이 분할에서 depth=2 로 나무를 성장하고자 한다. 성장이가능한가? 성장이 가능하다면 이때 나무를 성장시키기 위한 변수로 weigth와 sex중 무엇이 적절한가? 왜 그렇다고 생각하는가?

X['weight'] >= 43 분할 후 나무를 성장시킬 때 성장 변수로는 weight와 sex 중 어느 값을 선택해도 된다. X['weight'] >= 43 데이터는 총 151개이다. 이 중 성별은 여성:남성 = 0.73:0.26의 비율을 가지고 남성체중의 min값이 여성 체중 max값보다 크다. 즉 해당 데이터에서는 어느 변수로 해도 동일한 값을 가질 것이다..

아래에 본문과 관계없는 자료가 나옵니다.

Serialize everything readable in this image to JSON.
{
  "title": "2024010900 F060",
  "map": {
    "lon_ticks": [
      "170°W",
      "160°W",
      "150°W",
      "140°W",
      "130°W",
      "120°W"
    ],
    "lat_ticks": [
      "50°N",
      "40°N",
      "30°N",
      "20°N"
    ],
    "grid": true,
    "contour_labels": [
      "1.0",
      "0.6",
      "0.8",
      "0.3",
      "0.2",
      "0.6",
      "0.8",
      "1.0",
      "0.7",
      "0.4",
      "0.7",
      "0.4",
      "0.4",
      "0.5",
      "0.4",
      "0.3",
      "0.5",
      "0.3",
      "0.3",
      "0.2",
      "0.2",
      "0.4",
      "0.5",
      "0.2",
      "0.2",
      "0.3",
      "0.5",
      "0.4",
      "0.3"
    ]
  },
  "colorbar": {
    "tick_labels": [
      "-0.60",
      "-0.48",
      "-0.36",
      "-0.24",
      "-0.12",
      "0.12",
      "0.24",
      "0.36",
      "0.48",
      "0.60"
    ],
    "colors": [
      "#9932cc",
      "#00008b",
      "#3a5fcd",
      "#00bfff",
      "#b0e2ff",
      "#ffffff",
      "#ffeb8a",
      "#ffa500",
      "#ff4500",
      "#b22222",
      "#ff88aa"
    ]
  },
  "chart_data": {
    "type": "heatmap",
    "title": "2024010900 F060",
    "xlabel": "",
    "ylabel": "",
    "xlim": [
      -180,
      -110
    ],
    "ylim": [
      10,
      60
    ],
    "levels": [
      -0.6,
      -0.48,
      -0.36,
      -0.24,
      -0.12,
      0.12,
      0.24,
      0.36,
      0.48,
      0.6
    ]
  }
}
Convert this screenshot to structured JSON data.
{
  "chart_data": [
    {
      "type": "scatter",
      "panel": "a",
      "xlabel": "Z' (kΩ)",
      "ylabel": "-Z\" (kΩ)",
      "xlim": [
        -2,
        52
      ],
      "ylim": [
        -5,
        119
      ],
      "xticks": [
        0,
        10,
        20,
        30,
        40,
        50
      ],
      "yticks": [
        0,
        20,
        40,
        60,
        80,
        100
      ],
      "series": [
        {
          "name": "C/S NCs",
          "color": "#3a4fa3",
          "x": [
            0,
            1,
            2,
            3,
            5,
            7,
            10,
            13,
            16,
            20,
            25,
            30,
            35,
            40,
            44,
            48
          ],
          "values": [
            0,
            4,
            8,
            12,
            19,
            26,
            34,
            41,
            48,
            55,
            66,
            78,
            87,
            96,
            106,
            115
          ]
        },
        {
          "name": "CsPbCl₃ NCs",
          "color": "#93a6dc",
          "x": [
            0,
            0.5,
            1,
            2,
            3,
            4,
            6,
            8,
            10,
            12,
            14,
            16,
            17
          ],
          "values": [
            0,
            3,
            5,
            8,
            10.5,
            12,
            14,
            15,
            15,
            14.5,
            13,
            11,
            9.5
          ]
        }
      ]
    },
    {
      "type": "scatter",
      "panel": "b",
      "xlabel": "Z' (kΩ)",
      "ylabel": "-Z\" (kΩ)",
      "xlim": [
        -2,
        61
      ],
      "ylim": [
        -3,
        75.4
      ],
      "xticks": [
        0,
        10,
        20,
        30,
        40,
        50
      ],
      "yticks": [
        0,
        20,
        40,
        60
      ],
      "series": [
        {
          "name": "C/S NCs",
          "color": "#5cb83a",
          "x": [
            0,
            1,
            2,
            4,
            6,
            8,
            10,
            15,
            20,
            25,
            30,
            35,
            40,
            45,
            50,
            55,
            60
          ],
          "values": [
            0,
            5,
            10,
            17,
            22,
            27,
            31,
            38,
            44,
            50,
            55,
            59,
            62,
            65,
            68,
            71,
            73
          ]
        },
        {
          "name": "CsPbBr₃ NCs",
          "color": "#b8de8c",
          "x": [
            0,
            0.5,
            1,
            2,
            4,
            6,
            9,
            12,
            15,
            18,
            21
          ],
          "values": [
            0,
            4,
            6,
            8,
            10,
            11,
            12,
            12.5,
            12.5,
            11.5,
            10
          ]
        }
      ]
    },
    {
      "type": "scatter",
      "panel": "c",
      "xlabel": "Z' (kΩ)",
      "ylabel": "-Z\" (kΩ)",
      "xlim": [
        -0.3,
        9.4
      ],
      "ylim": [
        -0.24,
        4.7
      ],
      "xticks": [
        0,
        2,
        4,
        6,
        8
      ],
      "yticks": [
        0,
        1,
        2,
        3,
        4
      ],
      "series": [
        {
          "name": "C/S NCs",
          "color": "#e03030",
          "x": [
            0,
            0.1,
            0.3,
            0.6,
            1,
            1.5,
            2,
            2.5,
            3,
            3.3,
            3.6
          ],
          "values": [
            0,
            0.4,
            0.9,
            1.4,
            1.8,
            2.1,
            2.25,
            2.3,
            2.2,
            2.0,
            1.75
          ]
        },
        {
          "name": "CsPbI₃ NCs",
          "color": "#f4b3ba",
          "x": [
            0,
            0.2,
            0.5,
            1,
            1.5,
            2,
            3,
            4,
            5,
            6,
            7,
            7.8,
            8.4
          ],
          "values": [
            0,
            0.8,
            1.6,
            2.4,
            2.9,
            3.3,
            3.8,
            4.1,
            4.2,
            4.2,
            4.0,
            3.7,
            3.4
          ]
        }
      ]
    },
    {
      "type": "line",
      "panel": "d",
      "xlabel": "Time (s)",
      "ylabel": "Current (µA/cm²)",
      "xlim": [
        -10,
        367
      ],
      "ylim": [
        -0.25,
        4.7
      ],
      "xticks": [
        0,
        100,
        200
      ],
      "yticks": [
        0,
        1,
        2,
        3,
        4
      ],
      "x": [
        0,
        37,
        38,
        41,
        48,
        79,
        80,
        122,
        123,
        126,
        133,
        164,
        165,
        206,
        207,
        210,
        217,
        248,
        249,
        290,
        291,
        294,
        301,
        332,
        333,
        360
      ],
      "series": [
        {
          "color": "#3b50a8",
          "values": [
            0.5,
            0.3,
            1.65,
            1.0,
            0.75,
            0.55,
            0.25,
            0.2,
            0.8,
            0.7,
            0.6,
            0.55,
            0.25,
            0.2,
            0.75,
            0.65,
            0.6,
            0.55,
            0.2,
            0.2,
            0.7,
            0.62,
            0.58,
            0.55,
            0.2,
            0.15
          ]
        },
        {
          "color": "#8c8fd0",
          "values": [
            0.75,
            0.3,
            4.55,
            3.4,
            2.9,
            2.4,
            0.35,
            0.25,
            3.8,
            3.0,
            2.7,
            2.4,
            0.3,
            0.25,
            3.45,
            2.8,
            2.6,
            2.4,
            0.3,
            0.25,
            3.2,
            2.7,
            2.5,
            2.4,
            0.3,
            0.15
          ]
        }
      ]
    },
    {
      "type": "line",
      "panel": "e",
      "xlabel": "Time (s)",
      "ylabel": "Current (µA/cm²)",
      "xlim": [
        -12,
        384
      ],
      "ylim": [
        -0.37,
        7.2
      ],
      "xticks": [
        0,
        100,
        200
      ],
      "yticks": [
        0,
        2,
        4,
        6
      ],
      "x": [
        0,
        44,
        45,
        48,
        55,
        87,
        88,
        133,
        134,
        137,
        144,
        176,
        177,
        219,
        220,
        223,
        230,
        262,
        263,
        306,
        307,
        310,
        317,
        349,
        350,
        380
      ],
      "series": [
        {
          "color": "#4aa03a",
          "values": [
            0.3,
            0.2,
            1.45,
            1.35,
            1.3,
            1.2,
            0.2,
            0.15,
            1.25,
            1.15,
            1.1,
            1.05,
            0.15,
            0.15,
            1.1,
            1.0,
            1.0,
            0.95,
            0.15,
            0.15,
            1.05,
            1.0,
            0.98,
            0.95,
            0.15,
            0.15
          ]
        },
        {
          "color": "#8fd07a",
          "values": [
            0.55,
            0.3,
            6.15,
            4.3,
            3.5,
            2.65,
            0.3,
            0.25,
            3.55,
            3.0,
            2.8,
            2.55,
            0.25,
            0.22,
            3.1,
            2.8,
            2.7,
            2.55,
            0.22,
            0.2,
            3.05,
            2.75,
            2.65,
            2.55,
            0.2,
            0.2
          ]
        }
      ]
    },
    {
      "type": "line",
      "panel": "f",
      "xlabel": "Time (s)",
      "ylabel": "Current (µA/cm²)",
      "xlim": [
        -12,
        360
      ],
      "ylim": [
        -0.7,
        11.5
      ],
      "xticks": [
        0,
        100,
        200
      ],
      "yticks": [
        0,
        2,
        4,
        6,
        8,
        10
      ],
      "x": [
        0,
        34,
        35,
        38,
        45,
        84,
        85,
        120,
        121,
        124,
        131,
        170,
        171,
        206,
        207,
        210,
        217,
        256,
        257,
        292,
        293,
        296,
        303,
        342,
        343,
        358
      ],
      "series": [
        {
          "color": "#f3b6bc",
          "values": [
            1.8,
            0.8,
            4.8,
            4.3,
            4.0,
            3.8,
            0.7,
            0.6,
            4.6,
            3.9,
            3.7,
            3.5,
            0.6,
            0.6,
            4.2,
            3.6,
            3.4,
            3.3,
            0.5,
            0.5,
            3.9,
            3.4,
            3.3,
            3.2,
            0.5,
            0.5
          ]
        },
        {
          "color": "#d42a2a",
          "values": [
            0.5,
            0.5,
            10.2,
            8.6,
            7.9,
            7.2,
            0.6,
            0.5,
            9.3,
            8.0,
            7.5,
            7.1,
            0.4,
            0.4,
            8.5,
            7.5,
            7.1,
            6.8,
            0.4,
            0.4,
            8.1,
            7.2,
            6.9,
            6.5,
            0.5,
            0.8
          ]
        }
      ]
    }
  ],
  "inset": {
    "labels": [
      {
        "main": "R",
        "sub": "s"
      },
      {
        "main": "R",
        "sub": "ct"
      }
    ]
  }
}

a = df_tr[df_tr['weight'] >=43]
a.groupby('sex')['height'].describe()

	count	mean	std	min	25%	50%	75%	max
sex
female	111.0	147.436329	1.845190	143.832614	146.100147	147.605085	148.608729	153.475721
male	40.0	165.109727	1.481017	162.097926	164.176711	164.944052	166.185251	167.937239

X['weight'][X['weight'] >= 43].describe()

count    151.000000
mean      56.580502
std       11.851509
min       43.284661
25%       48.510083
50%       50.675306
75%       71.704120
max       81.476750
Name: weight, dtype: float64

X[X['weight'] >= 43].groupby('sex').describe()

	weight
	count	mean	std	min	25%	50%	75%	max
sex
female	111.0	49.654963	2.503931	43.284661	47.833473	49.445699	51.400057	56.296321
male	40.0	75.798872	2.685880	70.921502	73.758620	75.669420	77.294825	81.476750

(5) (3)의 결과로 얻어진 아래의 분할을 고려하자.

X['weight'] < c

성장이 가능하지 않다. NaN(-99대치)값으로 인해서 rscore의 값이 제일 큰 c값을 결정했다. 해당 데이터에서 결측치는 46%를 차지한다. 처음 분할에서 정한 c값보다 작은 weight의 값은 모두 결측치이다. 그러므로 더 이상 성장할 수 없다.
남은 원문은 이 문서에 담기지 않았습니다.